There's plenty of room for subjectivity on what makes a beer taste good. Budweiser has been alternately sneering at more offbeat flavors and backpedaling after critics point out that the beer giant is snapping up the microbreweries that put those bolder brews on the map in the first place. Tastes vary widely, and one drinker's refreshing is another's revolting.

But if it seems like it's getting ever more difficult to find a beer that tastes like, well, beer, these days, you're onto something: The number of new flavored offerings breweries large and small are rolling out to the marketplace has exploded by a whopping 80% over a five-year period, according to new data from market research firm Mintel.

In 2010, 15% of the new beers introduced were flavored beers. Even though that number might sound awfully high to purists, it's just a drop in the keg: Last year, 27% — yep, more than one in four — new beers that came onto the market were flavored varieties.

"The importance of flavored beer is confirmed by the fact that 57 percent of beer drinkers who increased their beer consumption in 2015 credit this increase to a wider availability of flavors," Mintel said.

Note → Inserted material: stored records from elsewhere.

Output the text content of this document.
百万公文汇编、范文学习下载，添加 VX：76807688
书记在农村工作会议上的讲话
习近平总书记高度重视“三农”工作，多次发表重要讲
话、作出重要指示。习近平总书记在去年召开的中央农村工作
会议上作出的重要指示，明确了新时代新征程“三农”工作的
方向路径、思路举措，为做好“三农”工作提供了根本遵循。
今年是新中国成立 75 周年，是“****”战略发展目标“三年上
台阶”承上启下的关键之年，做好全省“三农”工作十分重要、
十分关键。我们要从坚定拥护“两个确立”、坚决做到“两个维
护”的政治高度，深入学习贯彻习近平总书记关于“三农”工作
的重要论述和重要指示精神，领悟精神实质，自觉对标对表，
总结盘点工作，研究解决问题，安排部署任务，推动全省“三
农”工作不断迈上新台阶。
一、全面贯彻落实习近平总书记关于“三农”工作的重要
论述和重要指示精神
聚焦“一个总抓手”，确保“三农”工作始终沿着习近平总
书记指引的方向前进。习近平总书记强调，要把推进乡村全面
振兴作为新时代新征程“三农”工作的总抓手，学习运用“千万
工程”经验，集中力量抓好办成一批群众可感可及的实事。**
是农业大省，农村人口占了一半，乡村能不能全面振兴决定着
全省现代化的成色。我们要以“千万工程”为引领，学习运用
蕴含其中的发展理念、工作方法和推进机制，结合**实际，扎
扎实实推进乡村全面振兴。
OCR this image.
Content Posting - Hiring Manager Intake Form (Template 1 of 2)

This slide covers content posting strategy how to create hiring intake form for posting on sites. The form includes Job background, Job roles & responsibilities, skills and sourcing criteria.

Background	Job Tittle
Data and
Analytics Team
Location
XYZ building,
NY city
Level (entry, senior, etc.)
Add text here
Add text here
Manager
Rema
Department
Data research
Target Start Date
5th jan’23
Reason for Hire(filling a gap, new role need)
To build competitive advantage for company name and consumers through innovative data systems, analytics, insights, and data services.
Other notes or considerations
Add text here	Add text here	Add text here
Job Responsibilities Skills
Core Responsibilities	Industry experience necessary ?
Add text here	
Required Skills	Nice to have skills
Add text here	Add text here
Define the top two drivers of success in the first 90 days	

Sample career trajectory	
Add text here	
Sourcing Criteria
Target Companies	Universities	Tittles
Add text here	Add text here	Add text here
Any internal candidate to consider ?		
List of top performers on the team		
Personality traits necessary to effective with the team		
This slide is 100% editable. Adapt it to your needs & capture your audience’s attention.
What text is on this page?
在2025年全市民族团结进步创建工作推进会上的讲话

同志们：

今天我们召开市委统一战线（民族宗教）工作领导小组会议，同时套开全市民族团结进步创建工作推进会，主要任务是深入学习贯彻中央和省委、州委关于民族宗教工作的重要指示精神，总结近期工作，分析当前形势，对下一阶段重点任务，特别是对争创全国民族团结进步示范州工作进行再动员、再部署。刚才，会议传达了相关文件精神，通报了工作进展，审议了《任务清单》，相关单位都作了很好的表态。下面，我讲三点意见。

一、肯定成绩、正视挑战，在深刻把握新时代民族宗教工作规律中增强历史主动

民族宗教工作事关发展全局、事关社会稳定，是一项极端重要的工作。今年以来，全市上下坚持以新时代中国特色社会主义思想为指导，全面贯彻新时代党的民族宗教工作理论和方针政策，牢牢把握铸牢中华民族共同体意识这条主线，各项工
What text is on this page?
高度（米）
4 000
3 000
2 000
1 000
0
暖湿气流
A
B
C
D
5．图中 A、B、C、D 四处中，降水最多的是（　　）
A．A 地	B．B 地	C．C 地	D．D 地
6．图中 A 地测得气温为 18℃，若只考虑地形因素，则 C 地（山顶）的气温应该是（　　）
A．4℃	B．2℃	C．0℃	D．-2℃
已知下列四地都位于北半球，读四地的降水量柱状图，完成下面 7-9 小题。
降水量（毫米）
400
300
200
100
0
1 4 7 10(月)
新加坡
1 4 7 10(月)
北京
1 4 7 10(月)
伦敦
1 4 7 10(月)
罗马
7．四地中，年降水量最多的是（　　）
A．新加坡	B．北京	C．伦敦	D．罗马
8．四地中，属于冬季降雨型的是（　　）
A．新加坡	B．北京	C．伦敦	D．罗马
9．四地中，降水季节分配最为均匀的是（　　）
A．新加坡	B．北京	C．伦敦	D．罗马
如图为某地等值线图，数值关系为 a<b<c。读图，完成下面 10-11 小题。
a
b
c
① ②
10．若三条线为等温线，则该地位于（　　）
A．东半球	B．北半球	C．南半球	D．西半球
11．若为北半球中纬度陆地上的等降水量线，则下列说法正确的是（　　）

Beverage industry analysts say changing consumer tastes and a desire by brewers to woo young adult women, who typically haven't been big beer consumers, are behind the burst of flavors. Women between the ages of 22 and 34 were the most avid consumers of flavored beers, researchers found. The growth of the related hard cider category also helps bolster the flavored-beer boom because it exposes drinkers to other, fruit-forward alcoholic beverage options.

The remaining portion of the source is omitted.